It’s Time to Get Out Her Vote!
The Feminist Majority Foundation’s Get Out Her Vote campaign (GOHV) is the nation’s only student-led voter education and registration initiative aimed at increasing young women’s voter participation. We have so much at stake at the polls – we are underrepresented at all levels of government, including campus student governments, and the policies we vote on will affect us and women around the world.
Most states’ voter registration deadlines for primary and general elections are a month before the scheduled election. Check out Rock the Vote (rockthevote.com) with questions and updates.
Why Her Vote Counts
The mobilization of progressive students has the potential to change the political landscape across the nation. In Virginia–a state once plagued by TRAP laws–the 2014 Attorney General’s race was decided by only eleven votes. As a result, the AG worked with the Governor to prevent the closure of numerous health clinics, thus protecting access to abortion.
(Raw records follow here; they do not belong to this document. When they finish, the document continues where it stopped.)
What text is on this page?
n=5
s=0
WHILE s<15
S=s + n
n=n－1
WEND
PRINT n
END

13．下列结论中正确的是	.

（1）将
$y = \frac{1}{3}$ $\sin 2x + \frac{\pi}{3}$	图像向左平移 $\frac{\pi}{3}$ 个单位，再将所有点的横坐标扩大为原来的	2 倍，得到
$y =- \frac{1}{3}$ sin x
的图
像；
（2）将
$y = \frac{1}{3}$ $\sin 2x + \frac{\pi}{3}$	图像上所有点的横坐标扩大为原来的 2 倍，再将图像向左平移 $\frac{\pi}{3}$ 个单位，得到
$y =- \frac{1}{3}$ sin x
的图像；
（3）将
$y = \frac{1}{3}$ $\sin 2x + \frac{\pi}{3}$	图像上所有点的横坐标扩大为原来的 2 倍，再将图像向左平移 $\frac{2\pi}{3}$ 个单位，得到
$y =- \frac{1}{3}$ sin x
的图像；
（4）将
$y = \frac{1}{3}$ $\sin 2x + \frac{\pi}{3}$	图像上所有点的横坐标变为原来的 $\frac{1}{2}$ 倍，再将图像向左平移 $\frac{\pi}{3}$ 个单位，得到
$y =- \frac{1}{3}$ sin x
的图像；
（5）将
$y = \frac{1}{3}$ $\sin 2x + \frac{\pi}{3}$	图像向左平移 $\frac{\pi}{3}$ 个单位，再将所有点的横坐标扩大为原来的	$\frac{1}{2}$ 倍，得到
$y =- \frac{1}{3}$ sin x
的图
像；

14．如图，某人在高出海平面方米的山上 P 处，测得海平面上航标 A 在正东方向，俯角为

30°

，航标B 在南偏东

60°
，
Participating and voting in every election – federal, state, county and municipal – is incredibly important. Typically in off year nonpresidential elections, voter turnout is significantly lower. That means those elections are determined by much smaller margins of votes and your participation is even more impactful!
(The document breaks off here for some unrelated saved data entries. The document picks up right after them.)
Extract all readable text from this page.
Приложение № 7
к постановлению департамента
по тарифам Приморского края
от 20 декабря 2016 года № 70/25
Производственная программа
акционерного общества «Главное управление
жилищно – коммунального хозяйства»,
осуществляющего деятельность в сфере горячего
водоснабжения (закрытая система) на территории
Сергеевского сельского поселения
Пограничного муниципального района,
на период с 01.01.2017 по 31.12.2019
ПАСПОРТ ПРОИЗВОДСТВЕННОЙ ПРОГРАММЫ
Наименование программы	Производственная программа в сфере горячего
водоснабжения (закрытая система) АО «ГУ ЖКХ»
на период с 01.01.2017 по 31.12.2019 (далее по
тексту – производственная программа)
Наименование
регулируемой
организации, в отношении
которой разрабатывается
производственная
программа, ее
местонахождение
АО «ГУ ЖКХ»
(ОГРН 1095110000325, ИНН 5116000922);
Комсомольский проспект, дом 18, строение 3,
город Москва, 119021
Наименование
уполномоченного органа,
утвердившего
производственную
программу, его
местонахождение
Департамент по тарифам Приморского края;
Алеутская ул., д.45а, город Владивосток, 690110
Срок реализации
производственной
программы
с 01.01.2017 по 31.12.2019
When women increase turnout, our voices become even more powerful. There are 49 million eligible young voters, outnumbering 45 million eligible seniors, 65+. Though young voters comprise of 21% of the eligible voting population in America, turnout has been consistently low. Among women, 18-24-year olds vote less than any other age group. But when we turnout to vote, we influence results! Young women and people of color have enormous rights at stake in every election.
WOMEN ARE UNDER-REPRESENTED
As result of the 2014 election, women now represent 20% of the Senate and 19.3 percent (or 84 members) of the House of Representatives. While women make up more than half of the US population, only 19.4% of Congress (104 women total). Of state legislatures, women make up only 24.5%. The numbers are clear– there’s still lot of work needed to increase women’s representation in Congress and at the state and local levels.
THE GENDER GAP
Increasing voter participation among young women has the power to transform politics. The measurable difference in the way women and men vote and view issues is called the gender gap. The gap can be quite significant and frequently (since 1980) has determined the outcome of elections. In 2012, women’s votes were decisive in reelecting President Obama and determining the outcomes of the equal marriage ballot measures. The gender gap is also intersectional. A very large portion of the gap is made up of African-American and Latina women, single women and women who self-identify as feminist. Gender gaps have also been decisive in many congressional and gubernatorial races since 1982.
YOUR VOTE COUNTS!
Feminist students need to register, vote, and run for government in record numbers. Under-representation begins in student governments, so run for office on your campus and GOHV in 2016!